Из леса наша детская община выныривала с восточной стороны мемориала, и первой изюминкой на нашем пути, не считая нескольких стандартных домов-дымоходов, был, как сейчас помню, колодец, в воду которого люди бросали монеты. Монет в воде было очень много, это впечатляло. И мы, помню, на полном серьезе обсуждали, подведен туда ток, чтобы бить по потенциальным ворам, или за злоумышленниками следят как-то иначе. Просто в человеческую совесть как-то не верилось.
В Хатыни, чрезвычайно в этот день многолюдной, мы проводили пару часов. Успевали обойти весь мемориал, осмотреть в нем все, что было там интересного. И, конечно, не обходилось без того, чтобы попить газировки из автоматов и съесть по одному-два морожных, кому как финансовые возможности позволяли. Мороженое для деревенских детей даже в самом конце существования СССР было лакомством не обыденным: в магазине нашем его никогда не бывало, и только в школьную столовую иногда привозили, когда на дворе был большой мороз. Родители, бывая по делам в Логойске, иногда привозили нам уже растаявший сладкий продукт в банке и мы его тогда ели, черпая ложками. Если же дорывались до возможности отведать его в «естественном» виде, то уже не пропускали ее, где бы она ни случалась.

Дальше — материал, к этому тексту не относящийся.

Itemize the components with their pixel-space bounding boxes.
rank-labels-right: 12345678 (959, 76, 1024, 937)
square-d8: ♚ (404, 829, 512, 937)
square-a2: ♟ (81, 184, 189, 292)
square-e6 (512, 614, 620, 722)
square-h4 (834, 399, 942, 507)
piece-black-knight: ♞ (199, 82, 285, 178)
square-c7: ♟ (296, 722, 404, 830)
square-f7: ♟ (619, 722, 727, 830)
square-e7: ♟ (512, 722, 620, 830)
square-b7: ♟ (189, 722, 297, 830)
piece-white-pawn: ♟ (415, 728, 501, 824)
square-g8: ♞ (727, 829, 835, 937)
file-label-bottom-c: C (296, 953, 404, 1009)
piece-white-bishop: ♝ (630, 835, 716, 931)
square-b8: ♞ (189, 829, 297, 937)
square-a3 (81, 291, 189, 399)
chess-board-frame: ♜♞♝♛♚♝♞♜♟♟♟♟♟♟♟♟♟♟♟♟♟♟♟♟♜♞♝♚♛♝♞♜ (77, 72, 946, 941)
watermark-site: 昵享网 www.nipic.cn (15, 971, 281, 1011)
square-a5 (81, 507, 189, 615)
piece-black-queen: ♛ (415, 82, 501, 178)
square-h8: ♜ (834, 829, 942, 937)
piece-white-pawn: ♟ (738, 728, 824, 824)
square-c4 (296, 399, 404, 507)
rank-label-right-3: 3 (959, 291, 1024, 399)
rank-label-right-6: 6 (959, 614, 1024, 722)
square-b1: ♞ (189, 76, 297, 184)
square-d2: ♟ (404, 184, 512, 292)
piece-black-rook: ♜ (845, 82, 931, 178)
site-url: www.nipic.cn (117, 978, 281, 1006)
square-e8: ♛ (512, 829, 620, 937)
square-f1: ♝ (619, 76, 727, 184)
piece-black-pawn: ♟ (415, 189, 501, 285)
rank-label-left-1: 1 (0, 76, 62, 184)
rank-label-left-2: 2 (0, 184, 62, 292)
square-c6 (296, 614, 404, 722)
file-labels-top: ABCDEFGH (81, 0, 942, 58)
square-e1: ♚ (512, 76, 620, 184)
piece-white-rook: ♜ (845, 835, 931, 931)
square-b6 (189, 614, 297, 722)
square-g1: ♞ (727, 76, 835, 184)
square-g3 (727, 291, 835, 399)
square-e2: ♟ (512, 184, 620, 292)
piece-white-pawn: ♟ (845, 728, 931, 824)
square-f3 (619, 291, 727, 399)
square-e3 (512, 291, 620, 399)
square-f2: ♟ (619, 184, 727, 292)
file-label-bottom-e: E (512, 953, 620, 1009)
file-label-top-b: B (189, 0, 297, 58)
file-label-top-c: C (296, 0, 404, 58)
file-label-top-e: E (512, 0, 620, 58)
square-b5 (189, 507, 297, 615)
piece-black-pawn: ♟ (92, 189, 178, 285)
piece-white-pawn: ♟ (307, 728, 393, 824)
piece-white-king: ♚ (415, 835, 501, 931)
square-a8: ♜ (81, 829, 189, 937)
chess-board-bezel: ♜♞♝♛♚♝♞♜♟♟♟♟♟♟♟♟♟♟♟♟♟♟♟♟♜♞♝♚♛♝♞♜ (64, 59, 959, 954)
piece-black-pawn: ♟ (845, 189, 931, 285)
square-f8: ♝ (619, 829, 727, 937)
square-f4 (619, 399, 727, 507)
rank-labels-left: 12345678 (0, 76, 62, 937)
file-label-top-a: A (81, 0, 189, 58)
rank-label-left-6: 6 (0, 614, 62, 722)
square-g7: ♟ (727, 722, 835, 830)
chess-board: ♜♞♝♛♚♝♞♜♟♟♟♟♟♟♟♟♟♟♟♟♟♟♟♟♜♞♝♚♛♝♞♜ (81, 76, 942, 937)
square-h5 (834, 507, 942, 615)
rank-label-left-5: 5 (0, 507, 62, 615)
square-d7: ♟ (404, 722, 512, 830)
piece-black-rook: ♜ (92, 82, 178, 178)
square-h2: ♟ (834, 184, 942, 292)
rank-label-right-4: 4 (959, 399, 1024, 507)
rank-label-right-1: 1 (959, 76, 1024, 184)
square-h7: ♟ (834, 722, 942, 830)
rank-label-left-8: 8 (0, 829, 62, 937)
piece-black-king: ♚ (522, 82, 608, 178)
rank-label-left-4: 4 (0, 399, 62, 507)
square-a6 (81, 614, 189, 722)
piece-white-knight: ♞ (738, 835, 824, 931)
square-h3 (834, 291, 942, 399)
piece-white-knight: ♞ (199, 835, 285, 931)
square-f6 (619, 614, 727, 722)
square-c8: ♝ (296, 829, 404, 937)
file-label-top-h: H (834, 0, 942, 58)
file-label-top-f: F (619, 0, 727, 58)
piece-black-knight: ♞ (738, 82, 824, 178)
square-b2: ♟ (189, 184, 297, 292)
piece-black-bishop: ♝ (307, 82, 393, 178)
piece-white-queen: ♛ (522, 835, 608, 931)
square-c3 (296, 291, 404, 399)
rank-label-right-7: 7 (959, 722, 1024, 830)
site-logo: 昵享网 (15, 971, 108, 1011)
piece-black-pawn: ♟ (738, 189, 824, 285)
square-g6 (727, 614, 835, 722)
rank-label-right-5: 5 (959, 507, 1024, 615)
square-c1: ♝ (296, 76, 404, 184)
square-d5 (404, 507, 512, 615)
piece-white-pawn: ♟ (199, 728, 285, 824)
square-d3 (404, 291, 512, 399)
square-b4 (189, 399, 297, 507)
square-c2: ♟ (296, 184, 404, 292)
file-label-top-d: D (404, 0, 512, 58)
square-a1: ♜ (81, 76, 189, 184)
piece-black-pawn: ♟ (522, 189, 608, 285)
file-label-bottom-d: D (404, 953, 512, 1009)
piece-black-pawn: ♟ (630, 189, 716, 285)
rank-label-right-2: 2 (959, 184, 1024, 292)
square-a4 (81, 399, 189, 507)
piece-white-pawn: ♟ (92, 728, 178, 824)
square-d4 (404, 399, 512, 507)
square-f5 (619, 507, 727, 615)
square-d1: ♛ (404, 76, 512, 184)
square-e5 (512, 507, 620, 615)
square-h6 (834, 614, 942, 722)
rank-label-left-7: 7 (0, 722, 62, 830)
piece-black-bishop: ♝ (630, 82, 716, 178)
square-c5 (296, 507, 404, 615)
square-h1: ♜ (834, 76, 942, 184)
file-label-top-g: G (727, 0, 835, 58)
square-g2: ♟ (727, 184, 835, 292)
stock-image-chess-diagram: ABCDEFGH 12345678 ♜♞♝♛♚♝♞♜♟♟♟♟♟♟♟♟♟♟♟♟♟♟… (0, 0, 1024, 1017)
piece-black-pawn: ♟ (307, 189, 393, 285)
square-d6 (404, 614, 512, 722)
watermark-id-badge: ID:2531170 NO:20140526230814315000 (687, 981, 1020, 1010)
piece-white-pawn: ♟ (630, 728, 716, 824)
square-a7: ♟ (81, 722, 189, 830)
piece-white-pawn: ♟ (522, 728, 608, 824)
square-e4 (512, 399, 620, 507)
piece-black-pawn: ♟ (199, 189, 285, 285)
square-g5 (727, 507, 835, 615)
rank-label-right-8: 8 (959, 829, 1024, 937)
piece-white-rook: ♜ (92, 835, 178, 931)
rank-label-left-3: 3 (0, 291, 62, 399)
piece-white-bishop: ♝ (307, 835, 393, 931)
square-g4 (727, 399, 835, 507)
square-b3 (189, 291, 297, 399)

Дорога назад уже была тяжелее – и физически, и морально. И усталость накапливалась, и эмоциональный пыл угасал. Они были готовы к тому, чтобы вернуться домой к вечеру. Все-таки для ученика начальных классов, каким я тогда был, пройдены 15-20 километров в день, не считая ходьбы по самой Хатыни — нагрузка немалая. Интересно, что однажды после такого похода из недопитого молока на дне бутылки, которую мать дала вместе с другим «полуднем» в дорогу, сбился за время дороги комочек масла.
Так я еще в довольно раннем детстве сходил пешком через лес в Хатынь два или три раза. А после традиция как-то сама собой угасла. То ли учителя-энтузиасты свелись, то ли самим ученикам надоело каждый год совершать одно и то же путешествие — но будучи в средних и старших классах я уже Хатынь не посещал. А на память от тех ранних путешествий остались две большие сувенирные медали: одна из темного металла с изображением знаменитого памятника Каминскому с сыном на руках, а другая — со светлого с изображением хатынского Вечного огня. Потом они, правда, где-то потерялись, но, видимо, при ревизии домашних завалов разного щебня могут когда-то и найтись.
А вот ни одной фотокарточки с тех походов у меня не осталось. То ли их в природе не существовало, ведь фотоаппараты тогда были далеко не у каждого, или кто-то из учителей фотки и делал, но только для себя. Единственные хатынские фото, которые с тех пор сохранились в нашем семейном архиве, сделаны летом 1986 года, когда к нам перебыть лето привезли детей с отцовской Родины на Полесье, которую затронула чернобыльская туча.
Но тот раз мы не ходили туда пешком, а ездили на автобусе, который ездил тогда из Минска через Логойск. И это был, кстати, пока что единственный раз в жизни, когда я лично был в Хатыни, не добираясь до нее через глухой лес с восточной стороны.